Once at the reserve’s visitor centre we set off on one of the waymarked walking trails. It was a beautiful setting in the bright sunshine. There was birdsong all around and the splashing of big coarse fish breeding in the shallows of the lagoons. We visited a number of hides along the route but most of the birds were quite far off. In a couple of the hides we were treated to swallows flying in and perching on the beams above and at another a wild pony wandered by. We also saw two geese with about 25 goslings. They soon swam away when they noticed us though. One little baby was left behind and panicked, squarking as it swam after the others!

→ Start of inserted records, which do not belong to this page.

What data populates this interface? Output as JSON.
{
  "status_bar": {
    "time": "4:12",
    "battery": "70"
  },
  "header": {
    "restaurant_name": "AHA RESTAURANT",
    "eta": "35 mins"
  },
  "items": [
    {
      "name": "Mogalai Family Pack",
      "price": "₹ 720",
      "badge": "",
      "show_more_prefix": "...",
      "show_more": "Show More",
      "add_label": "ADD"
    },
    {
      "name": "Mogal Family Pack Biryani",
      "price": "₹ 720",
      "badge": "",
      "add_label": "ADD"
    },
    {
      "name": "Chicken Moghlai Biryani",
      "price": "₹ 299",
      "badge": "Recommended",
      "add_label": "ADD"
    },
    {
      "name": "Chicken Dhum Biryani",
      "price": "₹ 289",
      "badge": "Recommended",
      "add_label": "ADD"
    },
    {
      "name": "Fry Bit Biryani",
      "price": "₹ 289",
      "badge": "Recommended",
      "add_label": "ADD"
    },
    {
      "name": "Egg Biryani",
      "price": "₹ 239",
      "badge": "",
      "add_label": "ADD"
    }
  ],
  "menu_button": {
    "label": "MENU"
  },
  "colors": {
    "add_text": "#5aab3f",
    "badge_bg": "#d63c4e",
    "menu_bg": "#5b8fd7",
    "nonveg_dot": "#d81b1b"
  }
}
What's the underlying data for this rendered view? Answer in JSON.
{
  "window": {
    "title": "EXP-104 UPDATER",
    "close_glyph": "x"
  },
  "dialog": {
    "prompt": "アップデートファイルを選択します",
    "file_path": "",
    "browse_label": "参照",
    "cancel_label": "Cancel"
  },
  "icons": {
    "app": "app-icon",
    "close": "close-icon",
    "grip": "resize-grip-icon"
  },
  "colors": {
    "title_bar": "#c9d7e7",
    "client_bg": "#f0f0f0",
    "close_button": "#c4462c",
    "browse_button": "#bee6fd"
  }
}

Very cute 🙂

It was only three quarters of an hour back to our campingplaats where we showered, cooked tea and sat in the sun until it went down. This weather has been amazing again. Tomorrow we’re off to Nationaal Park De Hoge Veluwe where there’s a campsite, hunting lodge, visitor centre with underground museum, the Kröller-Müller Museum and 5500 hectares of park to explore. Pretty sure we won’t see it all!

I apologise to anyone who also reads John’s Polarsteps blog. I’ve pinched his text again. At least the photos are different!